Information-theoretic measure of uncertainty due to quantum and thermal fluctuations

Abstract

We study an information-theoretic measure of uncertainty for quantum systems. It is the Shannon information I of the phase-space probability distribution 〈z‖ρ‖z〉, where ‖z〉 are coherent states and ρ is the density matrix. As shown by Lieb I≥1, and this bound represents a strengthened version of the uncertainty principle. For a harmonic oscillator in a thermal state, I coincides with von Neumann entropy, -Tr(ρlnρ), in the high-temperature regime, but unlike entropy, it is nonzero (and equal to the Lieb bound) at zero temperature. It therefore supplies a nontrivial measure of uncertainty due to both quantum and thermal fluctuations. We study I as a function of time for a class of nonequilibrium quantum systems consisting of a distinguished system coupled to a heat bath. We derive an evolution equation for I. For the harmonic oscillator, in the Fokker-Planck regime, we show that I increases monotonically, if the width of the coherent states is chosen to be the same as the width of the harmonic oscillator ground state.

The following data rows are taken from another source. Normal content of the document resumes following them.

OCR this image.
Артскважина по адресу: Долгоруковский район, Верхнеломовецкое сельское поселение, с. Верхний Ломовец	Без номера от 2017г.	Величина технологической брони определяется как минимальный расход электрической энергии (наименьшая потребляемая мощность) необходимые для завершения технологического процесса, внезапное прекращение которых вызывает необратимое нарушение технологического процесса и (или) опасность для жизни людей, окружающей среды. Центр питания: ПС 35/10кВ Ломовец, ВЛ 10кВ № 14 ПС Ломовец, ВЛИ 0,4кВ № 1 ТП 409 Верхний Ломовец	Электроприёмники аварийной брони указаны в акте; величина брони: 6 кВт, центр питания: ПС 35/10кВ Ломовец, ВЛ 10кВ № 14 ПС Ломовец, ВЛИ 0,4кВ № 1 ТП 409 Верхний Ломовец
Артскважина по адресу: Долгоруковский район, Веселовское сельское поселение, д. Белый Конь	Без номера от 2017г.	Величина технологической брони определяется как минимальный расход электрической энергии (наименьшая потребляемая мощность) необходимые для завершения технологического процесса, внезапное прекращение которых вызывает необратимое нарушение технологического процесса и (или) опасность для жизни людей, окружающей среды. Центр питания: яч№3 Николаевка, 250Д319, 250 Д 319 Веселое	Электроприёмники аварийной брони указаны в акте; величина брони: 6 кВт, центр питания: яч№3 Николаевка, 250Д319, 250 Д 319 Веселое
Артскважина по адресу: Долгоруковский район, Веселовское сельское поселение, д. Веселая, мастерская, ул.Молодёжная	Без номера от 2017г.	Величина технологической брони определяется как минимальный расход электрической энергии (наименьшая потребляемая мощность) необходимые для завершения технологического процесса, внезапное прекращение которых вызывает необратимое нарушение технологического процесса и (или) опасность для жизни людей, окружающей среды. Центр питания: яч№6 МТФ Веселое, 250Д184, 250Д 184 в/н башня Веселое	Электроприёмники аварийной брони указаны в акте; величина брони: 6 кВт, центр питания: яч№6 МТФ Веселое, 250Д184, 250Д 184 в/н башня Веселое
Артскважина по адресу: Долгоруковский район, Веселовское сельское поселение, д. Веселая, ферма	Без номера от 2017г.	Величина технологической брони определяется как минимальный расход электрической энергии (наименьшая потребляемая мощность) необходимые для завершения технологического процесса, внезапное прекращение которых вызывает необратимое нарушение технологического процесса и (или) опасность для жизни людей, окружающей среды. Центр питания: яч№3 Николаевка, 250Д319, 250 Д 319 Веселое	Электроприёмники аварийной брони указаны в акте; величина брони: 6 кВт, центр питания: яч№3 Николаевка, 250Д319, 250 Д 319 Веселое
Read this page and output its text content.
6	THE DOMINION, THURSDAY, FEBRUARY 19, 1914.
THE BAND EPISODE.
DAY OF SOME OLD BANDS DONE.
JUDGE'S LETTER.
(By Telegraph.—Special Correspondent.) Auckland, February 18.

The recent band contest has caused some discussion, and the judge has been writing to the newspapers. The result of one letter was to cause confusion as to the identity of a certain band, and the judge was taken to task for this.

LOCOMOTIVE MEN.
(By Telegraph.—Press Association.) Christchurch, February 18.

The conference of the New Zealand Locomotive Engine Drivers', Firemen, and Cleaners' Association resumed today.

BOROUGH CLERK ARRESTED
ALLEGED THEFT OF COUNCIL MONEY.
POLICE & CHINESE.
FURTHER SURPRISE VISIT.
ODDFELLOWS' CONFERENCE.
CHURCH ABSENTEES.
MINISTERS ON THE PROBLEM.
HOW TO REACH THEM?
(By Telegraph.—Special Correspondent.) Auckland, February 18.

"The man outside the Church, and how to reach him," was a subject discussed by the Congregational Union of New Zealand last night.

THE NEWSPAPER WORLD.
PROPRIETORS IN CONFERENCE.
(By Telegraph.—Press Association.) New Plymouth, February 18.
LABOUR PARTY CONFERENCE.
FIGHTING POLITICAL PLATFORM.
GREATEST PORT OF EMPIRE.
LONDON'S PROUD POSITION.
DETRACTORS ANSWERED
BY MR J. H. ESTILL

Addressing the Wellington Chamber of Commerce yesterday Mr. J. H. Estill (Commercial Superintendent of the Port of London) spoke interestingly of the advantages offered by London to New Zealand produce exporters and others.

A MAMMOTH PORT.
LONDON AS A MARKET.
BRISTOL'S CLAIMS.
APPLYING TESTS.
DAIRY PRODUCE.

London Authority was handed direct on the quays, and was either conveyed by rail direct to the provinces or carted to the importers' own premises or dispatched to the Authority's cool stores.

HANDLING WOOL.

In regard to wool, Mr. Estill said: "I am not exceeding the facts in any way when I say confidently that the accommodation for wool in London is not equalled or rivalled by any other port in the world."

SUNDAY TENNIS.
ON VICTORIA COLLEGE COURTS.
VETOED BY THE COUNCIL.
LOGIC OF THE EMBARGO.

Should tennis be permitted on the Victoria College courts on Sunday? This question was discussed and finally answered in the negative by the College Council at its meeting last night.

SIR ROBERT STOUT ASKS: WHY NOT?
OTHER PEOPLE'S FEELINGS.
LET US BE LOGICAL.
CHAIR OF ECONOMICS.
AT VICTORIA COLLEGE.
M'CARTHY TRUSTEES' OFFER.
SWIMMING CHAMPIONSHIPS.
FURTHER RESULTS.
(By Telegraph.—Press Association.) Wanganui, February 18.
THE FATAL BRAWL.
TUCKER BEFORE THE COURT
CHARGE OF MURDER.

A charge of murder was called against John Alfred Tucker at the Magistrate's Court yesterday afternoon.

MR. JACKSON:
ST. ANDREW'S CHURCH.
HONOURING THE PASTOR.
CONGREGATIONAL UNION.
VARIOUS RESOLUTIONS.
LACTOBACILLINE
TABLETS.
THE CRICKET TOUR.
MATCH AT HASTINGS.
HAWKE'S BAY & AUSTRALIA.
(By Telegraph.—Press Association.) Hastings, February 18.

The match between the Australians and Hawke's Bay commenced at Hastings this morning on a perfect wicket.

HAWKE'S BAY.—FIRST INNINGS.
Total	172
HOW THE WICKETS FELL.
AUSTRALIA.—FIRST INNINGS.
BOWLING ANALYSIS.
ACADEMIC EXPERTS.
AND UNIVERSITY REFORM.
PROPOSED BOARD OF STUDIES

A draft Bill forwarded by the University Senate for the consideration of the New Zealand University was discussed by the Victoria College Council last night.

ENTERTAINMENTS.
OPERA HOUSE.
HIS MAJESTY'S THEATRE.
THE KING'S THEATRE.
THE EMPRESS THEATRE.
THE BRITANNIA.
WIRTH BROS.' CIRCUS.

For other choices of the width, and for more general Hamiltonians, I settles down to a monotonic increase in the long run, but may suffer an initial decrease for certain initial states that undergo ‘‘reassembly’’ (the opposite of quantum spreading). Our main result is to prove, for linear systems, that I at each moment of time has a lower bound ${\mathit{I}}_{\mathit{t}}^{\min }$, over all possible initial states.